Considering the recent changes Tesla has made for idling fees and limited free charging, I'm sure that Tesla would require similar fees for other automakers vehicles joining the network. These changes were not profit motivated, they were intended to improve network availability. Any car that is blocking a spot is a problem, regardless of the brand, so these rules would likely to apply to partner company vehicles too.

As a partner, fees above and beyond the Tesla minimums would be at your discretion. Tesla has said that they are not trying to make a profit from the charging network. However, other automakers would be free to try other models. The fees collected, if any, could be used to offset the payments for your company's portion of the network operating cost.

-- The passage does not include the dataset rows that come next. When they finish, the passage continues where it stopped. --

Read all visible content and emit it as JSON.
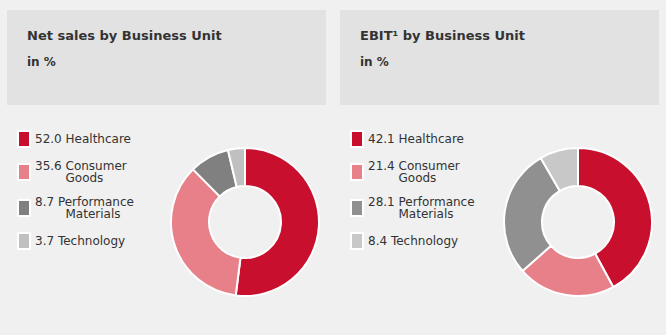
{
  "chart_data": [
    {
      "type": "donut",
      "title": "Net sales by Business Unit",
      "subtitle": "in %",
      "categories": [
        "52.0 Healthcare",
        "35.6 Consumer\n        Goods",
        "8.7 Performance\n        Materials",
        "3.7 Technology"
      ],
      "values": [
        52.0,
        35.6,
        8.7,
        3.7
      ],
      "colors": [
        "#c8102e",
        "#e8808a",
        "#808080",
        "#c0c0c0"
      ],
      "legend": "left"
    },
    {
      "type": "donut",
      "title": "EBIT¹ by Business Unit",
      "subtitle": "in %",
      "categories": [
        "42.1 Healthcare",
        "21.4 Consumer\n        Goods",
        "28.1 Performance\n        Materials",
        "8.4 Technology"
      ],
      "values": [
        42.1,
        21.4,
        28.1,
        8.4
      ],
      "colors": [
        "#c8102e",
        "#e8808a",
        "#909090",
        "#c8c8c8"
      ],
      "legend": "left"
    }
  ]
}
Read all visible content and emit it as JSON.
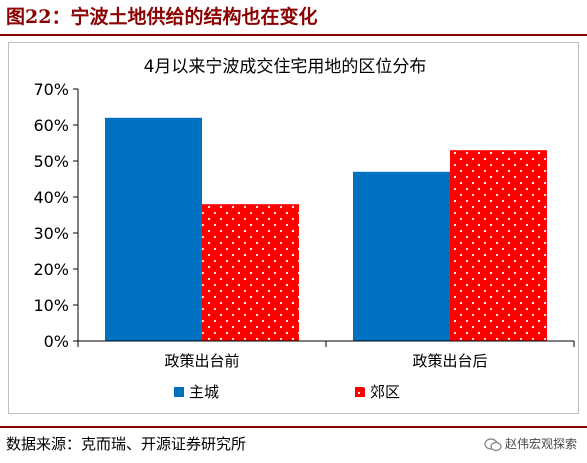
{
  "figure": {
    "title": "图22：宁波土地供给的结构也在变化",
    "source": "数据来源：克而瑞、开源证券研究所",
    "watermark": "赵伟宏观探索"
  },
  "colors": {
    "title": "#8b0000",
    "series_1": "#0070c0",
    "series_2": "#ff0000",
    "rule": "#8b0000"
  },
  "chart_data": {
    "type": "bar",
    "title": "4月以来宁波成交住宅用地的区位分布",
    "xlabel": "",
    "ylabel": "",
    "categories": [
      "政策出台前",
      "政策出台后"
    ],
    "series": [
      {
        "name": "主城",
        "values": [
          62,
          47
        ]
      },
      {
        "name": "郊区",
        "values": [
          38,
          53
        ]
      }
    ],
    "ylim": [
      0,
      70
    ],
    "yticks": [
      0,
      10,
      20,
      30,
      40,
      50,
      60,
      70
    ],
    "ytick_labels": [
      "0%",
      "10%",
      "20%",
      "30%",
      "40%",
      "50%",
      "60%",
      "70%"
    ],
    "grid": false,
    "legend": "bottom"
  }
}
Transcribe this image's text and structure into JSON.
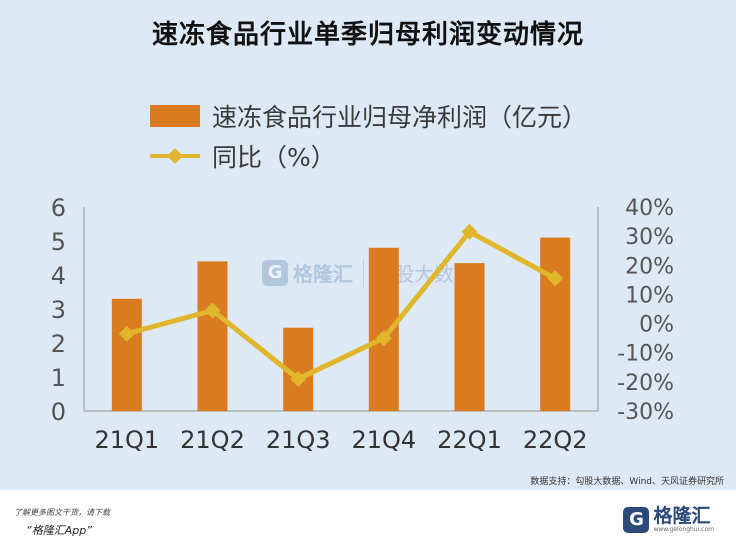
{
  "title": "速冻食品行业单季归母利润变动情况",
  "legend": {
    "bar_label": "速冻食品行业归母净利润（亿元）",
    "line_label": "同比（%）"
  },
  "source": "数据支持：勾股大数据、Wind、天风证券研究所",
  "watermark": {
    "brand": "格隆汇",
    "brand2": "勾股大数据"
  },
  "footer": {
    "note": "了解更多图文干货，请下载",
    "app": "“格隆汇App”",
    "logo_text": "格隆汇",
    "logo_url": "www.gelonghui.com"
  },
  "colors": {
    "bar": "#d97b1e",
    "line": "#e0b62c",
    "axis_text": "#555555"
  },
  "chart_data": {
    "type": "bar",
    "categories": [
      "21Q1",
      "21Q2",
      "21Q3",
      "21Q4",
      "22Q1",
      "22Q2"
    ],
    "series": [
      {
        "name": "速冻食品行业归母净利润（亿元）",
        "type": "bar",
        "axis": "left",
        "values": [
          3.3,
          4.4,
          2.45,
          4.8,
          4.35,
          5.1
        ]
      },
      {
        "name": "同比（%）",
        "type": "line",
        "axis": "right",
        "values": [
          -3.5,
          4.5,
          -19,
          -5,
          31.5,
          15.5
        ]
      }
    ],
    "y_left": {
      "lim": [
        0,
        6
      ],
      "ticks": [
        "0",
        "1",
        "2",
        "3",
        "4",
        "5",
        "6"
      ]
    },
    "y_right": {
      "lim": [
        -30,
        40
      ],
      "ticks": [
        "-30%",
        "-20%",
        "-10%",
        "0%",
        "10%",
        "20%",
        "30%",
        "40%"
      ]
    },
    "legend_position": "top-left",
    "grid": false
  }
}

Additionally, if your company established charging stations and added them to the Tesla network, the Tesla owner attendance could additionally offset the use of your vehicles on the Tesla network. Having this as an option is nice. If the EV project at your company is small, the network use will also be small and the payments to support the network would be negligible. If, however, the fledgling EV program at your company flourishes, then establishing your own Tesla-compatible charging stations in high-use areas can offset the charging events by your cars at Tesla branded superchargers.

Competing?

If your car company is using Tesla Supercharger stations, would your vehicles be seen as competing with Tesla vehicles? Yes. If you are building a long range electric vehicle, then your car is competing with Tesla, whether or not you are using their network.

Partnering with Tesla on charging standards puts you on equal grounds in this arena. This means you will need to make compelling vehicle.

Overcrowding

There has been overcrowding at some Supercharger locations in California and Norway. Tesla is actively installing and expanding their network. More locations will only help if the network growth outpaces new vehicle sales. Tesla has a large number of Model 3 pre-orders. They plan to deliver a lot of cars in 2017 and 2018. Overcrowding is a risk. The changes Tesla has recently made to eliminate free supercharging and to add an idle fee are steps to ensure that the network is not abused and only used when it is needed. Additionally, doubling the network size in 2017 to alleviate congested areas. We'll see if these measures help.

The Choice Is Yours

Which "little monster" (as ChargePoint called them) will you choose? If you are a car buyer, this choice will impact where you can charge. If you are an automaker, this choice (among many others) can determine if your sales continue to grow, or if they flatline.